YAML-based Custom Dataset Configuration#

NeMo Automodel supports YAML-based dataset specification using the target key. This lets you reference dataset-building classes or functions using either:

1. Python Dotted Path

dataset:
  _target_: nemo_automodel.components.datasets.llm.hellaswag.HellaSwag
  path_or_dataset: rowan/hellaswag
  split: train

1. File Path + Function Name

<file-path>:<function-name>

Where:

<file-path>: The absolute path to a Python file containing your dataset function
<function-name>: The name of the function to call from that file

dataset:
  _target_: /path/to/your/custom_dataset.py:build_my_dataset
  num_blocks: 111

This will call build_my_dataset() from the specified file with the other keys (e.g., num_blocks) as arguments.

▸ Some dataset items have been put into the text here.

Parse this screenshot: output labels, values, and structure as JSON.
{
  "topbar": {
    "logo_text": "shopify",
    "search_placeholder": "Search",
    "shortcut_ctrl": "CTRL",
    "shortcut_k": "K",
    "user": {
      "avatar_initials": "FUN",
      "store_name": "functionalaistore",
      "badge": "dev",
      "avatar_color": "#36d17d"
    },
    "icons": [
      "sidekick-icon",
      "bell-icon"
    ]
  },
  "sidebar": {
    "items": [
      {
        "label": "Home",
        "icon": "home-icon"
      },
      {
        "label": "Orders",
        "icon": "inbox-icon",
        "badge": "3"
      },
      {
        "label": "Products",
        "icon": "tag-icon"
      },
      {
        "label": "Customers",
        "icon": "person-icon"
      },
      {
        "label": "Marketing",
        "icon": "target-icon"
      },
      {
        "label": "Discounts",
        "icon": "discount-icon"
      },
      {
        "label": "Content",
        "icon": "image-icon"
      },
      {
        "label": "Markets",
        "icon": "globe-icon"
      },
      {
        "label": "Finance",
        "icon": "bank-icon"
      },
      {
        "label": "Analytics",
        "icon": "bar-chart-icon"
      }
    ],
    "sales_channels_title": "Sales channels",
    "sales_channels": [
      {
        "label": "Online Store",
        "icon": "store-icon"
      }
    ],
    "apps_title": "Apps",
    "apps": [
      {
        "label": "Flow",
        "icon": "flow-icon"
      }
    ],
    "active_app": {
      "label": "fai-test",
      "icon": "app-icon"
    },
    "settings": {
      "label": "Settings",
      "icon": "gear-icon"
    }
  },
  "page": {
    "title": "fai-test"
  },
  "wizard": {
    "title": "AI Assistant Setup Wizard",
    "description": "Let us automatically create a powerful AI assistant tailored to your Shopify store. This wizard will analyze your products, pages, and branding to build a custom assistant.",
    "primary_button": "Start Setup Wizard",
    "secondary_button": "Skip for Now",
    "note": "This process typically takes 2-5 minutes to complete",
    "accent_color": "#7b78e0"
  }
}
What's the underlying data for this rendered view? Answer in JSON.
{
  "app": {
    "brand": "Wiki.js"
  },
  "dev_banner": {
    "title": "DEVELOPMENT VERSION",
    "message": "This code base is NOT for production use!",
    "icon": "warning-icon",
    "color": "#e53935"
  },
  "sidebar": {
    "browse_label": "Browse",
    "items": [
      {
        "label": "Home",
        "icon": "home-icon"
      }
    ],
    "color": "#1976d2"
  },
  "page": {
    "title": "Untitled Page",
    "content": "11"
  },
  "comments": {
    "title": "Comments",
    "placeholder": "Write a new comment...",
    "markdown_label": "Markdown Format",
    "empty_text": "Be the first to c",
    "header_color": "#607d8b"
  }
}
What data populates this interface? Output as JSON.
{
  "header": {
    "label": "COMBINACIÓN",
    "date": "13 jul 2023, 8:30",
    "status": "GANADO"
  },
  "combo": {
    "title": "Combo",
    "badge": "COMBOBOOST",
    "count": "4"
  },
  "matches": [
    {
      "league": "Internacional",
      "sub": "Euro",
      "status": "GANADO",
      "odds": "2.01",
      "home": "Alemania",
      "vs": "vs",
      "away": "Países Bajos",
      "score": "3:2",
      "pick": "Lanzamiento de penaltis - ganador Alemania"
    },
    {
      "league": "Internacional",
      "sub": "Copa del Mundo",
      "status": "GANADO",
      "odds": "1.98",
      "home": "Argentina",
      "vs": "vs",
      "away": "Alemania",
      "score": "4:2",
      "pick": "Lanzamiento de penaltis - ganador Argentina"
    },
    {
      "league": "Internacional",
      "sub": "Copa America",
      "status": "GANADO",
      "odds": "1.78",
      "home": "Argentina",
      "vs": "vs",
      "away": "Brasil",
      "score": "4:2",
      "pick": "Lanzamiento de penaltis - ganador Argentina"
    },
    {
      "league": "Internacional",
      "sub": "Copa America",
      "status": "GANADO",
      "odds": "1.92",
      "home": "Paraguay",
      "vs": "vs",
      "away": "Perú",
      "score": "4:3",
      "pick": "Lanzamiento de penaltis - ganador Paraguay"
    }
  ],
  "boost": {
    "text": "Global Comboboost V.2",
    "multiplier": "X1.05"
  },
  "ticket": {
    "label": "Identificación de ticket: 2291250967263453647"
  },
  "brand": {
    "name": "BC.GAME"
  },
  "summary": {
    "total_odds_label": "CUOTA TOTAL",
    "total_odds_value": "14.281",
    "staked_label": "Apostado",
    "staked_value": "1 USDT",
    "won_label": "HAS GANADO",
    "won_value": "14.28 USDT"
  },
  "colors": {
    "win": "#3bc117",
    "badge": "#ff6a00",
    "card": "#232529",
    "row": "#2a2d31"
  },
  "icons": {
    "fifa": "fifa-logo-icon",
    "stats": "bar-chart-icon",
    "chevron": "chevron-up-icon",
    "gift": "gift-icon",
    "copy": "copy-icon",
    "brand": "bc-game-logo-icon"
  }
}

This approach allows you to integrate custom datasets via config alone—no need to alter the codebase or package structure.

Troubleshooting Tips#

Tokenization Mismatch? Ensure your tokenizer aligns with the model’s expected inputs.
Dataset too large? Use limit_dataset_samples in your YAML config to load a subset, useful for quick debugging.
Loss not decreasing? Verify that your loss mask correctly ignores prompt tokens.